In Pennsylvania, Republican Edward Martin, 73, who has not been defeated for political office in half a century of politicking, won again, over former Federal Judge Guy K. Bard. A onetime Democrat and son of a sheep-raiser, Martin turned when Grover Cleveland took the high tariff off imported wool. A wounded veteran of World War I, Martin commanded Pennsylvania's 28th Division (as a major general) prior to World War II.
In Wyoming, popular Governor Frank A. Barrett, who had served three terms in Congress before he was elected governor, defeated one of the Senate's Democratic leaders, Joseph C. O'Mahoney, who ranked seventh (19 years) in Senate seniority.
In Kentucky, former Republican Senator John Sherman Cooper, a scholarly lawyer who enlisted as a private in World War II at the age of 41, ousted Democratic Senator Tom Underwood.
Among the Republican Senators who lost, ironically, was the man who guided Dwight Eisenhower's campaign during the troublous preconvention months: Senator Henry Cabot Lodge. In Massachusetts, poodle-haired, young (35) Representative John Kennedy narrowly defeated Lodge's bid for a fourth term. Kennedy, able son of Joseph Kennedy, onetime U.S. Ambassador to the Court of St. James's, had poured out the Kennedy family's funds and charm in one of the most intensive Senate campaigns Massachusetts had ever seen. Among his campaign fillips were teas given by his three beautiful sisters and his mother, where thousands of Massachusetts women sipped tea, ate cakes and were warmly greeted by the candidate.
In Washington, rasping Senator Harry Cain, who lost the good will of his constituents by failing to back or actually attacking public power bills and farm programs, lost a close race to Fair-Dealing Congressman Henry ("Scoop") Jackson.
In Missouri, W. Stuart Symington ousted Republican James Kem, whose isolationist record in the Senate had been attacked by the Democrats as a national bad example. Symington, onetime St. Louis industrialist (Emerson Electric Manufacturing Co.) who has held five top U.S. Government posts in the past seven years (among them: Secretary of the Air Force, administrator of the RFC), is a close friend of Ike Eisenhower, can be expected to cooperate with the new President.

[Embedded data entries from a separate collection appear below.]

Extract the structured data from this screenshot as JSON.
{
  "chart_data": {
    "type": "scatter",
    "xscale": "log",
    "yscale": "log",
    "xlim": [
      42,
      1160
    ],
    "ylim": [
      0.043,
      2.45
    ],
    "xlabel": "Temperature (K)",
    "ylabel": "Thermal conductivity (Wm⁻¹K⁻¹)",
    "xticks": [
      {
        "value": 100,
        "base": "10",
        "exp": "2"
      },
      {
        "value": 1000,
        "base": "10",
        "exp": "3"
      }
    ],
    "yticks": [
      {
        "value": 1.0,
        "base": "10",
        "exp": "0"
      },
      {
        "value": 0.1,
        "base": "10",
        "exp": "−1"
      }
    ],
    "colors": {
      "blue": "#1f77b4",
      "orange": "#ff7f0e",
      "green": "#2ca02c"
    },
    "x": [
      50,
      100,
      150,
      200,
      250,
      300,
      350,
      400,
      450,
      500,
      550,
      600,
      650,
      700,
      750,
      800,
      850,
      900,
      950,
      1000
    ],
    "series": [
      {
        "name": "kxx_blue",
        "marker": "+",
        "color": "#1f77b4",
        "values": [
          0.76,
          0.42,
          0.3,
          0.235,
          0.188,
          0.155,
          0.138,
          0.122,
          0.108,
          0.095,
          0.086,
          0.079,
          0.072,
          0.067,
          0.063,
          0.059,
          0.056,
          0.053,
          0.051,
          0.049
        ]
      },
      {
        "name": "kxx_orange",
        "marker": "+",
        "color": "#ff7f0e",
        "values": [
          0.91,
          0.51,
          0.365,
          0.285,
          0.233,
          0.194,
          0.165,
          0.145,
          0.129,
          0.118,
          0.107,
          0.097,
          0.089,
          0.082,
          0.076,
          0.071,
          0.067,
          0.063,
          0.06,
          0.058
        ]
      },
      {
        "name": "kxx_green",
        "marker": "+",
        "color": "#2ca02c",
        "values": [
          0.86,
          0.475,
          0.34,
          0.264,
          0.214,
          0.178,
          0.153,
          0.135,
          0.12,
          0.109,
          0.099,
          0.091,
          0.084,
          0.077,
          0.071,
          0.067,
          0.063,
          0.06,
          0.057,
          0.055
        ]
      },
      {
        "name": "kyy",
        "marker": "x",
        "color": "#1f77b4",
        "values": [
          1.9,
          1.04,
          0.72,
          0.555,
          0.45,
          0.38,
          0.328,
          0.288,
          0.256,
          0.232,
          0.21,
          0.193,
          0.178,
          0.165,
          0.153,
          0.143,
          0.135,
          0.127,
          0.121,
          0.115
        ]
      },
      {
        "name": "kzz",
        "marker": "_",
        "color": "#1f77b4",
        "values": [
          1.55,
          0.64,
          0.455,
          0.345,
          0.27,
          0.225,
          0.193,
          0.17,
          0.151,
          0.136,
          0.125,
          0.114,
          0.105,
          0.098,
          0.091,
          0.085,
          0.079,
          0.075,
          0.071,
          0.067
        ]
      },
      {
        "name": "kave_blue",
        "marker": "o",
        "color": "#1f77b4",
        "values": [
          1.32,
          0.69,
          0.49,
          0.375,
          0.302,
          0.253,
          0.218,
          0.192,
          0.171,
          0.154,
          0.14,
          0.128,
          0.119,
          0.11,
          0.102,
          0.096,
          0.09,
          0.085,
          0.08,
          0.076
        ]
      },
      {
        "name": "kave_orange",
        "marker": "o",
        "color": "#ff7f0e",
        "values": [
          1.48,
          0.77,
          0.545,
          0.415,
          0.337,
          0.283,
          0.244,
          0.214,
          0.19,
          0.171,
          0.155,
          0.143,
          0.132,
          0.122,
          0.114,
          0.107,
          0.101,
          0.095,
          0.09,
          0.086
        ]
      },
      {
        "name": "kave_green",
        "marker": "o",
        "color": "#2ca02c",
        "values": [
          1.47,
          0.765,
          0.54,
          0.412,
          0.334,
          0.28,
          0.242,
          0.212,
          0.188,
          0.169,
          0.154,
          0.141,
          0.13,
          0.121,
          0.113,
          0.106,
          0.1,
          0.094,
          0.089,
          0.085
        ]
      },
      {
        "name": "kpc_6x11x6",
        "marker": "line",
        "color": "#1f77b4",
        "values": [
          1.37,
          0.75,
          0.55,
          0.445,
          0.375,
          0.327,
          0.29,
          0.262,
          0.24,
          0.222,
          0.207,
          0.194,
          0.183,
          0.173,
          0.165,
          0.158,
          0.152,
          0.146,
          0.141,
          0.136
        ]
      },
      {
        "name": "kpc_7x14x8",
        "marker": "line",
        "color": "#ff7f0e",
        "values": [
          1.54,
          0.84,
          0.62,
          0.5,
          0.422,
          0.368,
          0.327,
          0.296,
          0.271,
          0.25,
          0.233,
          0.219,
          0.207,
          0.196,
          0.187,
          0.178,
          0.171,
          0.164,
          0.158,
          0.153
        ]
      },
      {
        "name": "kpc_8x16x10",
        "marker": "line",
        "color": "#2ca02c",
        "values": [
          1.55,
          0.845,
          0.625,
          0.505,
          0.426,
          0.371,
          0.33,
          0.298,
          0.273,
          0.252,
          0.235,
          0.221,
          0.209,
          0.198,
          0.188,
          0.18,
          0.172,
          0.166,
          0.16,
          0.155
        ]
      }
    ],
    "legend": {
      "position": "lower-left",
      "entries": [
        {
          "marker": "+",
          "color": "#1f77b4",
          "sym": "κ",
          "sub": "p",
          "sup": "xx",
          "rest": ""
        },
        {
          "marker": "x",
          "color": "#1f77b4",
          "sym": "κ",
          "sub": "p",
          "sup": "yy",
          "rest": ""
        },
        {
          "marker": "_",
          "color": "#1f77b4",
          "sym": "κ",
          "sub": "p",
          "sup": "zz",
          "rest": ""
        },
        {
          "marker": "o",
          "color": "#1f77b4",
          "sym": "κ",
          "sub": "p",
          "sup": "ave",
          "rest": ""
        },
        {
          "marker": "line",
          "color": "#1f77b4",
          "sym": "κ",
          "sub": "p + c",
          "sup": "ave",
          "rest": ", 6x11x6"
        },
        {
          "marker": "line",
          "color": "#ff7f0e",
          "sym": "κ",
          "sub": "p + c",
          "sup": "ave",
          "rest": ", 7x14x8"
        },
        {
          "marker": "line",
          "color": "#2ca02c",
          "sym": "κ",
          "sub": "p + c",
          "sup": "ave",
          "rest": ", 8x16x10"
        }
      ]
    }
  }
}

In West Virginia, Democratic Senator Harley Kilgore, running under the friendly gaze of John L. Lewis and 115,000 United Mine Workers' Union members, was seriously challenged but managed to defeat former Republican Senator Chapman Revercomb.
Many hours after the polls had closed, four Senate races were still so close that the outcome was doubtful.

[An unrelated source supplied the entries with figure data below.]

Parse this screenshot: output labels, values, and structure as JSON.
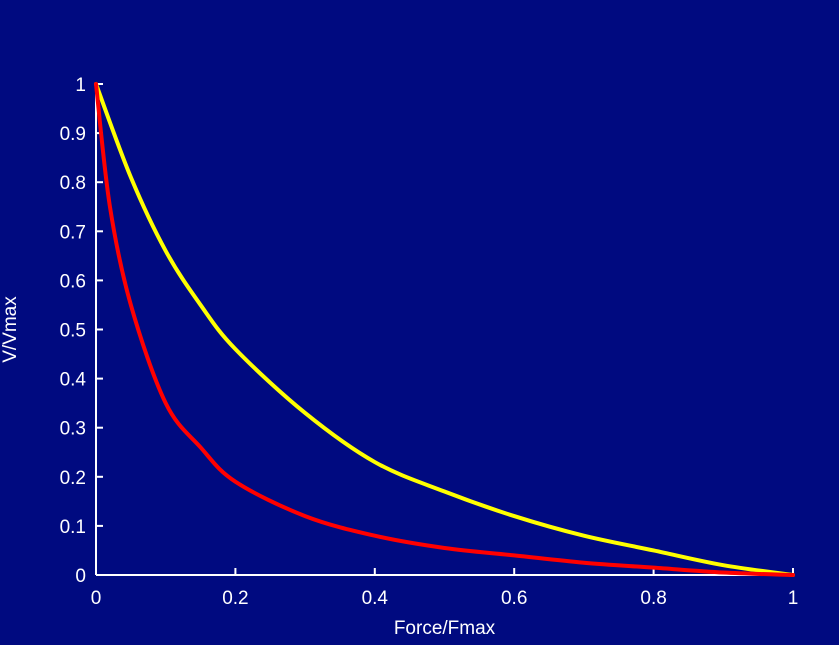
{
  "colors": {
    "background": "#000a80",
    "axis": "#ffffff",
    "series_yellow": "#ffff00",
    "series_red": "#ff0000"
  },
  "chart_data": {
    "type": "line",
    "title": "",
    "xlabel": "Force/Fmax",
    "ylabel": "V/Vmax",
    "xlim": [
      0,
      1
    ],
    "ylim": [
      0,
      1
    ],
    "grid": false,
    "x_ticks": [
      "0",
      "0.2",
      "0.4",
      "0.6",
      "0.8",
      "1"
    ],
    "y_ticks": [
      "0",
      "0.1",
      "0.2",
      "0.3",
      "0.4",
      "0.5",
      "0.6",
      "0.7",
      "0.8",
      "0.9",
      "1"
    ],
    "series": [
      {
        "color": "#ffff00",
        "x": [
          0,
          0.05,
          0.1,
          0.15,
          0.2,
          0.3,
          0.4,
          0.5,
          0.6,
          0.7,
          0.8,
          0.9,
          1
        ],
        "y": [
          1,
          0.81,
          0.66,
          0.55,
          0.46,
          0.33,
          0.23,
          0.17,
          0.12,
          0.08,
          0.05,
          0.02,
          0
        ]
      },
      {
        "color": "#ff0000",
        "x": [
          0,
          0.02,
          0.05,
          0.1,
          0.15,
          0.2,
          0.3,
          0.4,
          0.5,
          0.6,
          0.7,
          0.8,
          0.9,
          1
        ],
        "y": [
          1,
          0.75,
          0.55,
          0.35,
          0.26,
          0.19,
          0.12,
          0.08,
          0.055,
          0.04,
          0.025,
          0.015,
          0.005,
          0
        ]
      }
    ]
  }
}
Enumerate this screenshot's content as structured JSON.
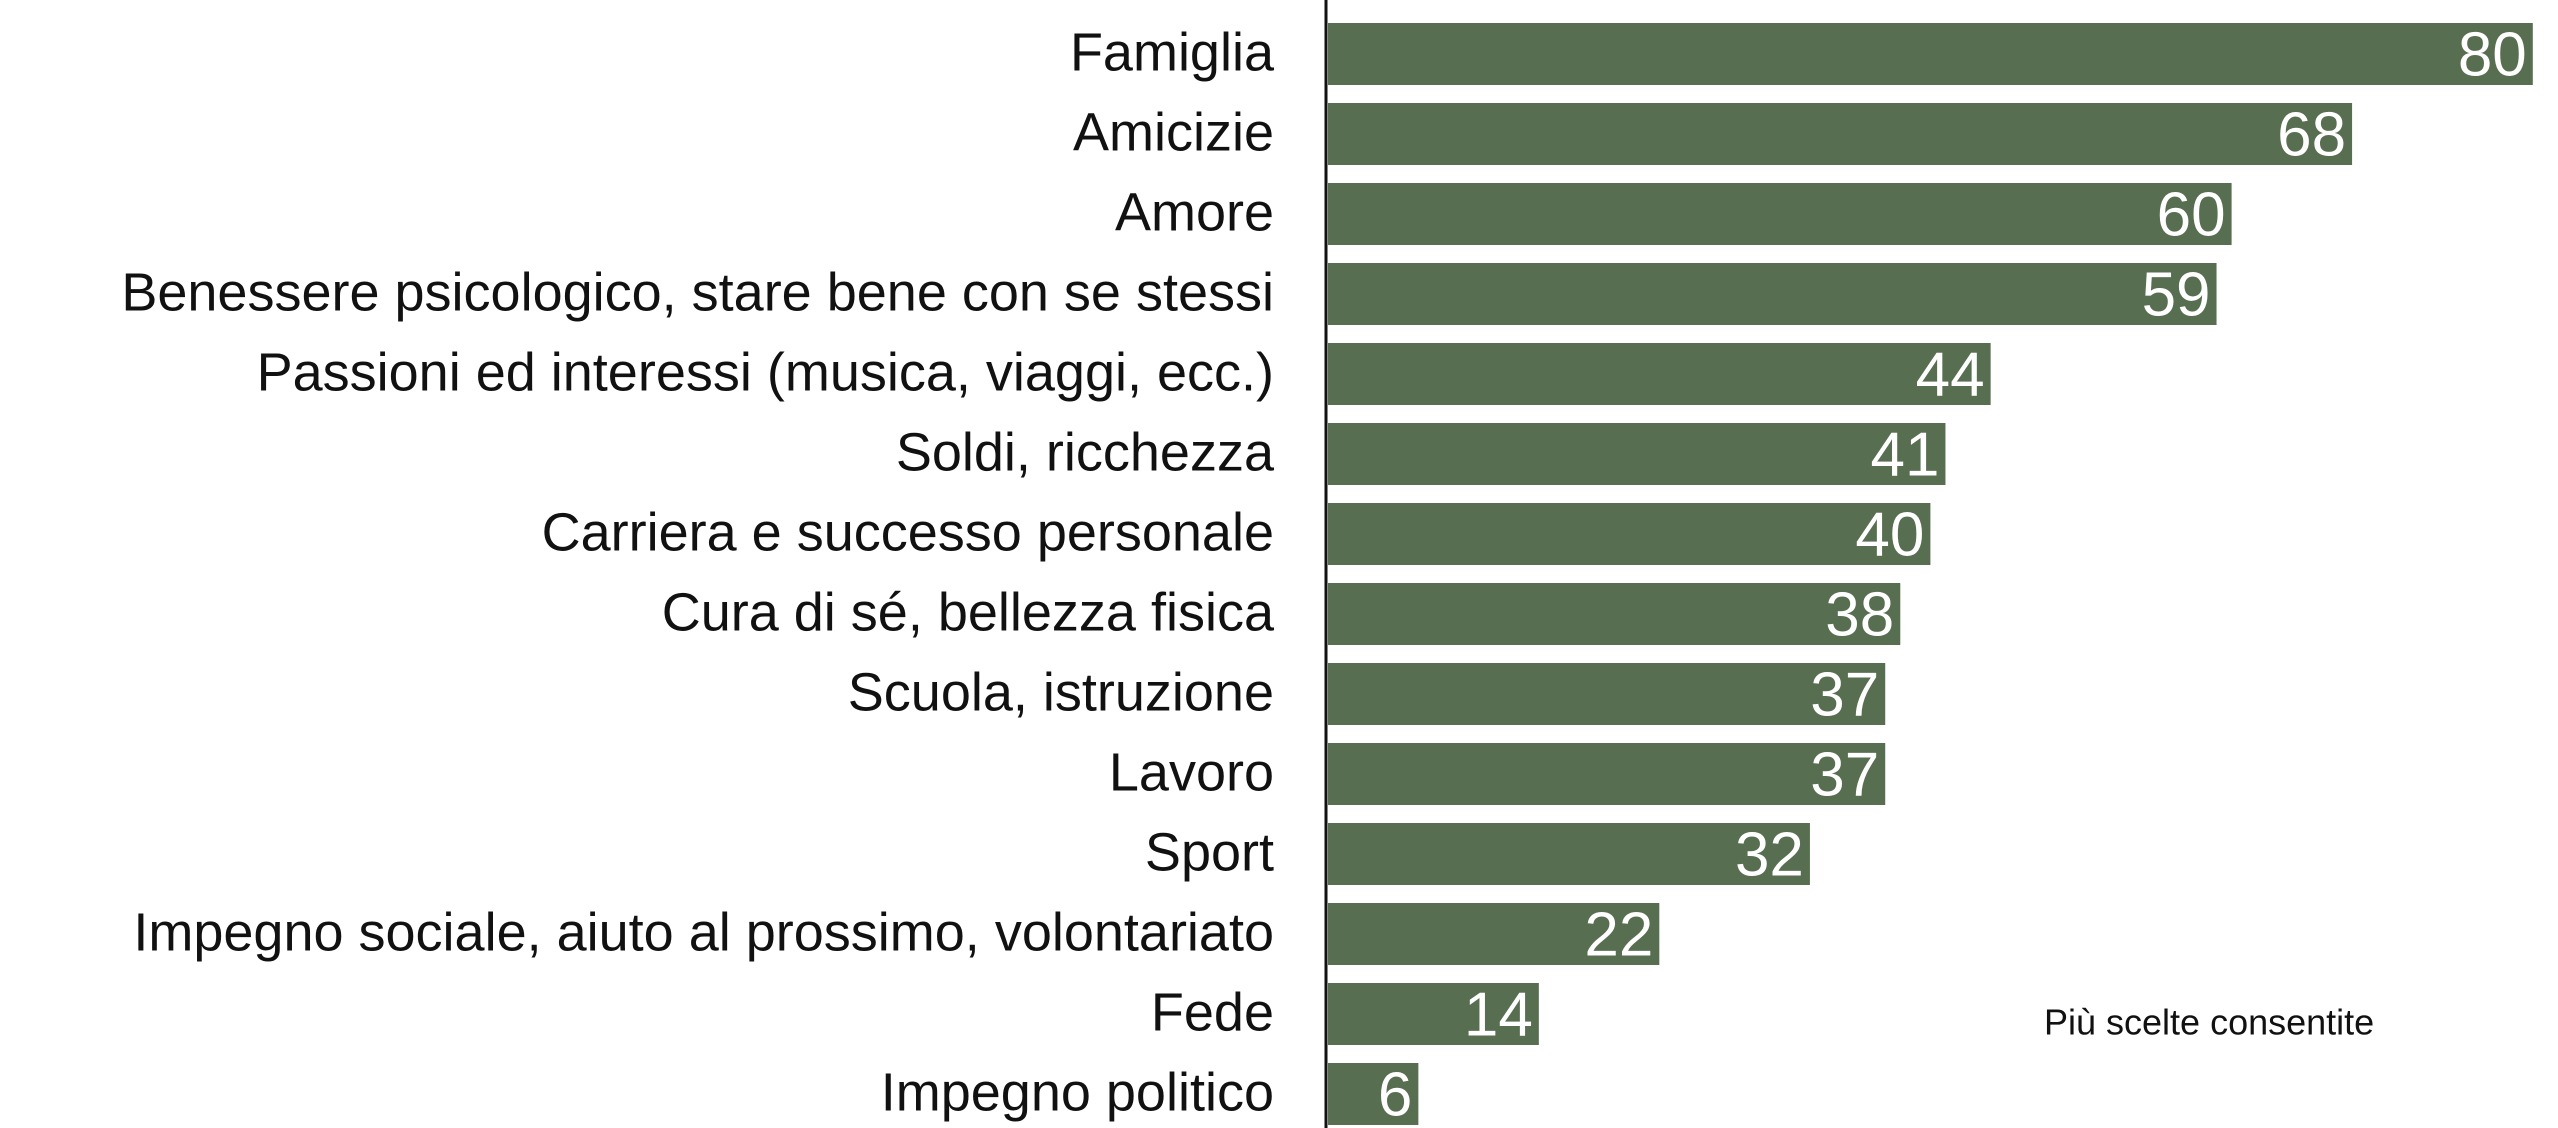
{
  "chart_data": {
    "type": "bar",
    "orientation": "horizontal",
    "categories": [
      "Famiglia",
      "Amicizie",
      "Amore",
      "Benessere psicologico, stare bene con se stessi",
      "Passioni ed interessi (musica, viaggi, ecc.)",
      "Soldi, ricchezza",
      "Carriera e successo personale",
      "Cura di sé, bellezza fisica",
      "Scuola, istruzione",
      "Lavoro",
      "Sport",
      "Impegno sociale, aiuto al prossimo, volontariato",
      "Fede",
      "Impegno politico"
    ],
    "values": [
      80,
      68,
      60,
      59,
      44,
      41,
      40,
      38,
      37,
      37,
      32,
      22,
      14,
      6
    ],
    "color": "#586e50",
    "annotation": "Più scelte consentite"
  }
}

In New Mexico, Republican Patrick
Hurley, Secretary of War under Herbert Hoover and a Roosevelt emissary to China and Russia, was running a seesaw race with Democratic Senator Dennis Chavez.
In Arizona, Republican Barry Goldwater, a department-store operator who campaigned by airplane, was running ahead of Senate Majority Leader Ernest Mc-Farland.
In Michigan, Republican Representative Charles E. Potter, a legless World War II veteran, was ahead of Democratic Senator Blair Moody, ex-newsman who was making his first political race.
In Montana, veteran (five terms) Democratic Representative Mike Mansfield was leading Republican Senator Zales N. Ecton.